- Born: October 2, 1949 (age 76)
- Education: Harvard University
- Employer(s): Communications Workers of America Harvard University Rutgers University
- Parent(s): August Heckscher II Claude Chevreux
- Relatives: Gustave Maurice Heckscher (grandfather)

= Charles Heckscher =

Charles Heckscher (born October 2, 1949) is a professor in the Department of Labor Studies and Employment at Rutgers University, and director of the Center for Workplace Transformation at Rutgers.

==Early life==
Heckscher was born October 2, 1949. He is the son of August Heckscher II, the former Parks Commissioner of New York City, and Claude (née Chevreux) Heckscher.
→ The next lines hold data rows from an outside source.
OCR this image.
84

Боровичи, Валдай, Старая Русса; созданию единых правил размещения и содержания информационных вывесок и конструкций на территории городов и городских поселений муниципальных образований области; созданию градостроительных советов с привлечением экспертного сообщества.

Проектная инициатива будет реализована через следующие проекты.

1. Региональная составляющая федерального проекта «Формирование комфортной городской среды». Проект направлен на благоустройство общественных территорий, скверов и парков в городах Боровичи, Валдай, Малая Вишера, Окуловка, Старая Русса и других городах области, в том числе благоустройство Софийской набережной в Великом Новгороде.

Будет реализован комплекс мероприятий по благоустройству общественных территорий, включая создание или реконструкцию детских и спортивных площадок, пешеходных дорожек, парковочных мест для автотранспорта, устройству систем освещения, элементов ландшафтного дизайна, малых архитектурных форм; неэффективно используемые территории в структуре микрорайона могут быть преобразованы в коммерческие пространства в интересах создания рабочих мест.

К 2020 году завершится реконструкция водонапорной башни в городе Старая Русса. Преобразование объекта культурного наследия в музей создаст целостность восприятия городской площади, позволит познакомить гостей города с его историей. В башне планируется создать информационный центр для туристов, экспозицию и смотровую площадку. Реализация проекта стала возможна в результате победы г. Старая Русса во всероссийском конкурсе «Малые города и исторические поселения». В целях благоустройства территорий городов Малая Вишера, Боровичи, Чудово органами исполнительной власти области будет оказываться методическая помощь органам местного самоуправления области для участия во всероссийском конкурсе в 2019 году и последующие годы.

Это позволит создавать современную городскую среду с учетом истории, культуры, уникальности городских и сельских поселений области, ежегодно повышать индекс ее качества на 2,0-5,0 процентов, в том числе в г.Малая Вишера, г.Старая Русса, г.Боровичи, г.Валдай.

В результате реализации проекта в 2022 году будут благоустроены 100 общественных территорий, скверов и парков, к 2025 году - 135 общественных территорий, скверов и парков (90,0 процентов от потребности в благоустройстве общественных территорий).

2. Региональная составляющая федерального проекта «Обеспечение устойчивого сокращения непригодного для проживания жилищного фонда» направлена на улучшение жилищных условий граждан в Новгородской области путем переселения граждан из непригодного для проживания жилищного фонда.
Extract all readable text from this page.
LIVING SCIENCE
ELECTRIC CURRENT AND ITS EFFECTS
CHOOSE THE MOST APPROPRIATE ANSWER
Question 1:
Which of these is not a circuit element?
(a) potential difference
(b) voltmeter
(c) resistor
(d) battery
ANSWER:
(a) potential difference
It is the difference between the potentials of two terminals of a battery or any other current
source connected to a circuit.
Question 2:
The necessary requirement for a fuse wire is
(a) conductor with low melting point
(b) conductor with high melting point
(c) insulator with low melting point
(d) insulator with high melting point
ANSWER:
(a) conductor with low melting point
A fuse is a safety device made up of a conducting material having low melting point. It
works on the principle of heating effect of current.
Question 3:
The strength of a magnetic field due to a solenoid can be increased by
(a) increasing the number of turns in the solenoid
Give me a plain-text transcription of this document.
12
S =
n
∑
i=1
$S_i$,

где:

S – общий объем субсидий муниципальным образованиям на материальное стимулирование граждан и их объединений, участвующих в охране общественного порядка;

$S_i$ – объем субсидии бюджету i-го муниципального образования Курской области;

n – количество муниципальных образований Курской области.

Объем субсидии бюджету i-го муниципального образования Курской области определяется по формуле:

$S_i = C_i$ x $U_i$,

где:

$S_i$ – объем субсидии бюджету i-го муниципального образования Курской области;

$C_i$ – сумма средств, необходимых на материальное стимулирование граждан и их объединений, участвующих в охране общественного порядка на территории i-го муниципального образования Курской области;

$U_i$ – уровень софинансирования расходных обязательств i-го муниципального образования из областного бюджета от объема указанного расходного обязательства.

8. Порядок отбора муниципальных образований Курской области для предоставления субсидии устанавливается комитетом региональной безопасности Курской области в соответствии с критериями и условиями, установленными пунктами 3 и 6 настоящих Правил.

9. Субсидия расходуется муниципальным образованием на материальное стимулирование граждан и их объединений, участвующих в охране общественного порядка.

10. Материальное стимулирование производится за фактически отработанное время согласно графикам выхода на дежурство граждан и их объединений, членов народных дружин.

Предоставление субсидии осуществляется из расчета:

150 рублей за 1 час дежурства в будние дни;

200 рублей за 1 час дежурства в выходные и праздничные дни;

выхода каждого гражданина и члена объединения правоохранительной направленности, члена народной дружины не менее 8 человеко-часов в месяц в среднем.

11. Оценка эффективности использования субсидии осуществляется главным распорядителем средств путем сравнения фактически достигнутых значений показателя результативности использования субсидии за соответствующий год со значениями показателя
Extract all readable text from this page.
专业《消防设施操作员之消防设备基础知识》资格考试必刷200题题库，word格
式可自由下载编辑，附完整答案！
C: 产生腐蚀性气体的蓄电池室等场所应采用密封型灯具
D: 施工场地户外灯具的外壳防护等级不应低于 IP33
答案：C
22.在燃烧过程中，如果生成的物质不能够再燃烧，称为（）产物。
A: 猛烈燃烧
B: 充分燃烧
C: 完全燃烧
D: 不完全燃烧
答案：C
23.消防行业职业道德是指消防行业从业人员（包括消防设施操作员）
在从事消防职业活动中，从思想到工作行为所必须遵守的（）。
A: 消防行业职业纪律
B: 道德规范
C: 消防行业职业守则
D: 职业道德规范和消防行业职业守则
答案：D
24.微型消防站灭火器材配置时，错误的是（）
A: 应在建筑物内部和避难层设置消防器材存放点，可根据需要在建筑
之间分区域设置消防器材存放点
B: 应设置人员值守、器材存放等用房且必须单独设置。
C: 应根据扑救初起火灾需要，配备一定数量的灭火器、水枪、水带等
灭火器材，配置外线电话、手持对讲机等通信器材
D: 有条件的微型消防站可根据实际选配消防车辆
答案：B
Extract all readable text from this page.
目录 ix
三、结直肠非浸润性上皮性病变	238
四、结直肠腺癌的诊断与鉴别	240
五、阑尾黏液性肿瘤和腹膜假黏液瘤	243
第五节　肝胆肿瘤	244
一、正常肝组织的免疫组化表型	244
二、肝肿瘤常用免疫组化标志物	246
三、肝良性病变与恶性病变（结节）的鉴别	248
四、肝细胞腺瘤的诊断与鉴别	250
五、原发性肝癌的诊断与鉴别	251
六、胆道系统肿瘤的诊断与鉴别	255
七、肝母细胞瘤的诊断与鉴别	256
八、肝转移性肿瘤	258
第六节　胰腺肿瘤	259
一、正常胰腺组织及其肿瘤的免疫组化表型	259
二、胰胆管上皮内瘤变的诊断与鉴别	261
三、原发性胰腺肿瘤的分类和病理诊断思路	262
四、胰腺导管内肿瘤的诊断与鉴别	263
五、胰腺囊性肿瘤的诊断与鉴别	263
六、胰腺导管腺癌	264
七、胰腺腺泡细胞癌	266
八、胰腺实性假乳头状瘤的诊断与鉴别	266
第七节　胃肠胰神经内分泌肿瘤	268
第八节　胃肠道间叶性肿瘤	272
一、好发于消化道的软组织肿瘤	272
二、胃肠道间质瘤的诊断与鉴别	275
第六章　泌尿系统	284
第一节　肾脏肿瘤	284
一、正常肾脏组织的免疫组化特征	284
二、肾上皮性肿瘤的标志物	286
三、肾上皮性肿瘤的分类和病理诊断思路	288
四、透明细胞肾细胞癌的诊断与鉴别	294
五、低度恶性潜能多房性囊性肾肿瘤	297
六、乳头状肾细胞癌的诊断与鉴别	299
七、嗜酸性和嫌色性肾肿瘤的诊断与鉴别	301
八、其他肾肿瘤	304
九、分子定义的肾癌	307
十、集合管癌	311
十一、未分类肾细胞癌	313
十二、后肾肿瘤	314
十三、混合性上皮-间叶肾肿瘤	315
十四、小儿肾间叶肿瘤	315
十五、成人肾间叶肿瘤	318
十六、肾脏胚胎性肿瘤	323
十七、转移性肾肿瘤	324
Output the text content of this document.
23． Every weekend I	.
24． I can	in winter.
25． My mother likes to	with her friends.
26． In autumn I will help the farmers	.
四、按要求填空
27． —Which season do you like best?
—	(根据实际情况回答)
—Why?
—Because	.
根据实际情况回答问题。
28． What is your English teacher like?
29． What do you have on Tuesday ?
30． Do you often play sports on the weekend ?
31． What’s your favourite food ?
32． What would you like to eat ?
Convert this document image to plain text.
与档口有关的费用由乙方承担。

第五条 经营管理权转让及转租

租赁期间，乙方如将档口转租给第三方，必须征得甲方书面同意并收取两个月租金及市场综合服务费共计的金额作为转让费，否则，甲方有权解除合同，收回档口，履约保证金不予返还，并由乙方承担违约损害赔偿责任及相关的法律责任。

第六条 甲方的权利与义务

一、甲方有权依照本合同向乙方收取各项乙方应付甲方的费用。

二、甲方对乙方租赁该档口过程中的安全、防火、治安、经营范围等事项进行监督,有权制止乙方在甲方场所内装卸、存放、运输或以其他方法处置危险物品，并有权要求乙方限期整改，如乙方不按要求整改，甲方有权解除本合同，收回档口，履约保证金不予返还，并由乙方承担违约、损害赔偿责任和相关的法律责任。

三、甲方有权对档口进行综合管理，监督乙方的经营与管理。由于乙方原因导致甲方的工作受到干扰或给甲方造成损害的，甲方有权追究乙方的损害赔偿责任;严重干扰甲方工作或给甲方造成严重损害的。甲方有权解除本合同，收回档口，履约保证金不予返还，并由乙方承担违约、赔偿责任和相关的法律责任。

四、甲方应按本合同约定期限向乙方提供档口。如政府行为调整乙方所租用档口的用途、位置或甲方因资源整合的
He is also the grandson of Gustave Maurice Heckscher, a pioneer aviator with seaplanes and real estate developer, and the great-grandson of August Heckscher, a German-born American capitalist and philanthropist.

Heckscher received his B.A. (1971), M.A. in teaching (1971), M.A. (1974), and Ph.D. (1981), all from Harvard University.

==Career==
After working as a research economist for the Communications Workers of America, he took a faculty position at Harvard in 1986, leaving in 1992 to join Rutgers, where he was department chair from 1992 to 1998.

His research concerns collaborative work, organizational change, and the future of organized labor.

Heckscher writes op-ed pieces, as well as non-fiction books, including The New Unionism: Employee Involvement in the Changing Corporation and Trust in a Complex World: Enriching Community, published in 2015, which received the 2016 George R. Terry Book Award.